Frostbite: How Refrigeration Changed Our Food, Our Planet, and Ourselves by Nicola Twilley

Quick. Name some inventions from the 20th century that changed our everyday lives. Cell phones, check. Airplanes, computers, cars, television, all worthy of mention. But if you did not think of refrigeration, and even if you did, this riveting account of how we manufactured cold is popular history at its best. Only after World War I did home refrigerators become available, and in General Electric’s case the company made them primarily as a way to sell more electricity. Industrial refrigeration revolutionized how and what kind of food made it into those fridges; for example, growers could now ship other kinds of lettuce rather than just iceberg, the variety that was best able to survive non-refrigerated trucking. Today, nearly two-thirds of all fruits and vegetables grown in the world are eaten in a country other than the one in which they were produced.

Nicola Twilley is at her most entertaining profiling the obsessives who, through trial and error, made it possible for New Zealand kiwifruit to “spend up to seven weeks wending its way around the Indian Ocean and through the Suez Canal and the Strait of Gibraltar” before ending up in a London fruit salad. Not everyone embraced refrigeration in its early days, and Twilley makes the persuasive argument that its effects on the kind of food we eat and on the environment will make you think twice about eating a fresh peach out of season.
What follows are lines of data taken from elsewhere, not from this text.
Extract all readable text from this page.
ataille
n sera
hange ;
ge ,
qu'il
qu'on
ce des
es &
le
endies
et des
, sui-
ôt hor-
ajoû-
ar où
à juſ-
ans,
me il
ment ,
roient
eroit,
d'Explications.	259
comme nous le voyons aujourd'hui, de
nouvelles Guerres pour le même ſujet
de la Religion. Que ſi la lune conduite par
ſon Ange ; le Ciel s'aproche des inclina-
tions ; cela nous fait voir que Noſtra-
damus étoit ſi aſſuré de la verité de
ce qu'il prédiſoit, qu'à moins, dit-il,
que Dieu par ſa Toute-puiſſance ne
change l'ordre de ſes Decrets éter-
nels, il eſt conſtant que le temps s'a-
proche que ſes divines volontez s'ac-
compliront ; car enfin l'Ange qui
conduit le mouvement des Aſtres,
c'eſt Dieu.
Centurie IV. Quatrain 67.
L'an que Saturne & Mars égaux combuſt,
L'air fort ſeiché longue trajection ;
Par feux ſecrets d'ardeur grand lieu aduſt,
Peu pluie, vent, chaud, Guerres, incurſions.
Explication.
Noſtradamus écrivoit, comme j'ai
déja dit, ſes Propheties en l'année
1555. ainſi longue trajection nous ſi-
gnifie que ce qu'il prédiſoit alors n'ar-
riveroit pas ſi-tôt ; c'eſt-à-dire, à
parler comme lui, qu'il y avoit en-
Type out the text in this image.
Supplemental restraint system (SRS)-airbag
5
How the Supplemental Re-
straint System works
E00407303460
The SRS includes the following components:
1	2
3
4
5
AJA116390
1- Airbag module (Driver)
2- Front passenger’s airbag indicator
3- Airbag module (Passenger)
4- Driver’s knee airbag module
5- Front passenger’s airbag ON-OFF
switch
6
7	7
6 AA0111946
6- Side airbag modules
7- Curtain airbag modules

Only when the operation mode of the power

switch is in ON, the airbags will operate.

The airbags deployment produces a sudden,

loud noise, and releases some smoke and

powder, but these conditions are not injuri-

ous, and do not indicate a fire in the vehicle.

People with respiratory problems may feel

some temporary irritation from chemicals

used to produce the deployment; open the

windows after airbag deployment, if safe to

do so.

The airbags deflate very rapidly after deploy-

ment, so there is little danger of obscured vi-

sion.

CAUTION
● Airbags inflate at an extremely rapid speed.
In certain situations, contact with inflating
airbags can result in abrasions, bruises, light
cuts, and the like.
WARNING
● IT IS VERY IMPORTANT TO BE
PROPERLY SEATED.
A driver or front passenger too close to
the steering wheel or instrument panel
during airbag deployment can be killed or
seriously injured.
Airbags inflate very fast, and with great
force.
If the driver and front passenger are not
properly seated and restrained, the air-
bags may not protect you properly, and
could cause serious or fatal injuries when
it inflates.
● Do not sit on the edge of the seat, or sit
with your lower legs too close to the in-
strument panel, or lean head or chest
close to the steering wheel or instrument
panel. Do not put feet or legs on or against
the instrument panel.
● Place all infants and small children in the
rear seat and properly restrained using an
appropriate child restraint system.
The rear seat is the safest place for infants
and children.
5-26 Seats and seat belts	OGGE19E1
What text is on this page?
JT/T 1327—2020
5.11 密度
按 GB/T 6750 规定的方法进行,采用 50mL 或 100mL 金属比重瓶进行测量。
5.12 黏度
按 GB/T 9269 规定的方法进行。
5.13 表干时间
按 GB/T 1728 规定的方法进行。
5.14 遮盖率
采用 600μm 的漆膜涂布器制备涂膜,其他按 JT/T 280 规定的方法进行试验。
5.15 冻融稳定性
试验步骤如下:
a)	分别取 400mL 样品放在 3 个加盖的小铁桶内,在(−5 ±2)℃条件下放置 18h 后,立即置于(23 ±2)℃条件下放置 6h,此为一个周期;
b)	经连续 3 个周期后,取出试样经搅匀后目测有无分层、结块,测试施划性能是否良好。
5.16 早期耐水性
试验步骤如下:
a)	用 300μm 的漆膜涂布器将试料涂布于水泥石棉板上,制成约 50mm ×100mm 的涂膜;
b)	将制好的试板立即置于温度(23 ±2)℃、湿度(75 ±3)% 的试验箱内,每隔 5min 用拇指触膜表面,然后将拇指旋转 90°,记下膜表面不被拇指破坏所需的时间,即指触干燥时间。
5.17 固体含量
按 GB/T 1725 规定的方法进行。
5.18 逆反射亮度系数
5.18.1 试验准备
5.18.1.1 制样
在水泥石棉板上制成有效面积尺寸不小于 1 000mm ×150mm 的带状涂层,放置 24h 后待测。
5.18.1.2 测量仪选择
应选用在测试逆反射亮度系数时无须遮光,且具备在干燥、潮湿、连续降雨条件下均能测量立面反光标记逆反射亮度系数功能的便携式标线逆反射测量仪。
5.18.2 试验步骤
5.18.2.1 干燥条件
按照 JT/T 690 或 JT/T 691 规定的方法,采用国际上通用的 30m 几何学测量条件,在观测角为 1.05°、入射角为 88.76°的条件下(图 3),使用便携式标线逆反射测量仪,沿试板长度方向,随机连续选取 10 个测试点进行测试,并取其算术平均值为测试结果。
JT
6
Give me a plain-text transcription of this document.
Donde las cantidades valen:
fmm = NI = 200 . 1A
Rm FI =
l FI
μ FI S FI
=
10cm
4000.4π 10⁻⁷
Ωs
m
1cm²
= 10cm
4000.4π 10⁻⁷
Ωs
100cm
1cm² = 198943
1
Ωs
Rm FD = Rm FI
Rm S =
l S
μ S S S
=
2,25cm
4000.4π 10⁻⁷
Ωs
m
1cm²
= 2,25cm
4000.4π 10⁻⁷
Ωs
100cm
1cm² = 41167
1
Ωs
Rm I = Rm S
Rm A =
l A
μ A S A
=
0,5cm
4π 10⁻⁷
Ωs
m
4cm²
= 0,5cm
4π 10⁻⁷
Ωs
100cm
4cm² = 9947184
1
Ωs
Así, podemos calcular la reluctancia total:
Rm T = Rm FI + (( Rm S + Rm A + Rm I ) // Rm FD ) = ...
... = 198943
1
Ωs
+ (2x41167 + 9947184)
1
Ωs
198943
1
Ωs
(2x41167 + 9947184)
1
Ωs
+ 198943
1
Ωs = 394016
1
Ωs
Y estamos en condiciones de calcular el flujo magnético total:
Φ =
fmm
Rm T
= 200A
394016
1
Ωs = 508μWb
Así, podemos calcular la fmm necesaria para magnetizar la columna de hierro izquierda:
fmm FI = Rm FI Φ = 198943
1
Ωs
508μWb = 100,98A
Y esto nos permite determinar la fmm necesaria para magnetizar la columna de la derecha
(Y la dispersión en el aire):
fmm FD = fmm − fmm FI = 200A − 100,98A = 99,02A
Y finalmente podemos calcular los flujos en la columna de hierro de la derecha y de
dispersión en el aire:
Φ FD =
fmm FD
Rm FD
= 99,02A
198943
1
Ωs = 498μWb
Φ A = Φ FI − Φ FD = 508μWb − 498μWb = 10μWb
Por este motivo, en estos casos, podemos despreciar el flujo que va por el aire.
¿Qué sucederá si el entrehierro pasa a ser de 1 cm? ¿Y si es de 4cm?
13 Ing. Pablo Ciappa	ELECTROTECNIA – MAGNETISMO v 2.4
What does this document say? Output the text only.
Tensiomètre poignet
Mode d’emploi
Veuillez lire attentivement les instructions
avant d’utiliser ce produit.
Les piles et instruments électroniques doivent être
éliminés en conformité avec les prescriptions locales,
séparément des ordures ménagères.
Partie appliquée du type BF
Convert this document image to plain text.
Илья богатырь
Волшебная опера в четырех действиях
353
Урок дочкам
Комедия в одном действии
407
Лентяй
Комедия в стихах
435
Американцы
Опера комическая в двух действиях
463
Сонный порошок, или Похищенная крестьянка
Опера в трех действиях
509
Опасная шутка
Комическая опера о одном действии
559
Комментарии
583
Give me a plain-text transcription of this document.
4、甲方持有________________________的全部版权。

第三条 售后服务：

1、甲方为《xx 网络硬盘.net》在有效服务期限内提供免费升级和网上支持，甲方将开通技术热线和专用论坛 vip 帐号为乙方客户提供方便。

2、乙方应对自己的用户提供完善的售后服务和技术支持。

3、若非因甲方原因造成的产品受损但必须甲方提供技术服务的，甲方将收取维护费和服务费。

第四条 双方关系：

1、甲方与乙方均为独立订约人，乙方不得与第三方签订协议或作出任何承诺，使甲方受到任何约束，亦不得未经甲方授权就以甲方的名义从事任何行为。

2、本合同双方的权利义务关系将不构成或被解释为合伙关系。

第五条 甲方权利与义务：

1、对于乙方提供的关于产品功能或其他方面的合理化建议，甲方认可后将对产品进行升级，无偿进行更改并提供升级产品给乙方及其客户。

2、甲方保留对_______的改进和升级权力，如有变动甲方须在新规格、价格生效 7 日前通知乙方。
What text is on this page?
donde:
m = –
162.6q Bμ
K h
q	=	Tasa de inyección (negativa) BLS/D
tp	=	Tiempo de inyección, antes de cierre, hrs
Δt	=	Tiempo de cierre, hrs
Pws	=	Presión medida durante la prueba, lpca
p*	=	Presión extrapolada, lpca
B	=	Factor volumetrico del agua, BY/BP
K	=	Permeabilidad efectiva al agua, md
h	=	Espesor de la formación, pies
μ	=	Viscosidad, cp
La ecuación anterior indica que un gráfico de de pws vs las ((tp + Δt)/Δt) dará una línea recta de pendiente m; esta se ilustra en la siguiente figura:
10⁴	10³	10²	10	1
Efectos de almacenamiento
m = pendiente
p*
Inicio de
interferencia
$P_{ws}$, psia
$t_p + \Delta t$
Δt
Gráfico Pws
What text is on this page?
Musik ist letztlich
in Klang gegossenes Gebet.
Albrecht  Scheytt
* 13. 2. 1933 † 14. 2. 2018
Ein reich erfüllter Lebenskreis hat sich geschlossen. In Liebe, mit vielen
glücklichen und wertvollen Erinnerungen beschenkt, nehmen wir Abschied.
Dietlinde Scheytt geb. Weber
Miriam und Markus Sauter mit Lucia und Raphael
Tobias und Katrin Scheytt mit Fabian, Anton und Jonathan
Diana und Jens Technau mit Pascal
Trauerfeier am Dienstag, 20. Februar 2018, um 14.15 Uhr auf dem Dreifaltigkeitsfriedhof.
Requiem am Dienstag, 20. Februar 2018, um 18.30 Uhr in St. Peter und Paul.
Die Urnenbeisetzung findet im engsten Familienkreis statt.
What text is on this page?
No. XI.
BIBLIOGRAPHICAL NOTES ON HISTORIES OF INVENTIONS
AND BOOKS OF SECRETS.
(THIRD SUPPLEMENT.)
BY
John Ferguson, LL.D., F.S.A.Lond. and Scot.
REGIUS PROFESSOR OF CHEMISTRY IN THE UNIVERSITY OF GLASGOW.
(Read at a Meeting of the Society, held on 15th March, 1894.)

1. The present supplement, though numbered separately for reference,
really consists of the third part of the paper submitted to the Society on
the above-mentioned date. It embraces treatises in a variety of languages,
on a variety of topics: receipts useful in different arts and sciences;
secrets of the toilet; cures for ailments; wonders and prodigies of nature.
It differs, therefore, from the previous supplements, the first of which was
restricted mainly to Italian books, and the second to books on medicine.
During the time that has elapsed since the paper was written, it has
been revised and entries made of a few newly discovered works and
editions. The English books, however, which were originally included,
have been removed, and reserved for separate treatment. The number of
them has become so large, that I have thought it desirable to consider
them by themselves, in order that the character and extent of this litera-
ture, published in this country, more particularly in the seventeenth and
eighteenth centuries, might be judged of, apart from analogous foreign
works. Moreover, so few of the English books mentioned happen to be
The Letters of Seamus Heaney Selected and edited by Christopher Reid

Poets tend not to attract great fame, but Seamus Heaney, who died in 2013, proved to be not just Ireland’s finest poet since Yeats but also a charismatic, almost electrifying presence on the world stage, especially after winning the Nobel Prize for Literature in 1995. No matter what he wrote, he never strayed far from his roots, growing up on a thatched farmstead in County Derry and among the sectarian violence of Northern Ireland. He was, luckily for us, a tireless letter writer, and Christopher Reid has done a remarkable job editing and annotating his letters from 1964 until his death. They are both a joy and a revelation to read, no matter where you start, since Heaney writes about his poetry and everyday life with wisdom and humor. His very last missive is a two-word message texted to his wife, Marie, as he was being wheeled into the operating room for a ruptured arterial blood vessel: “Noli timere.” (Don’t be afraid.)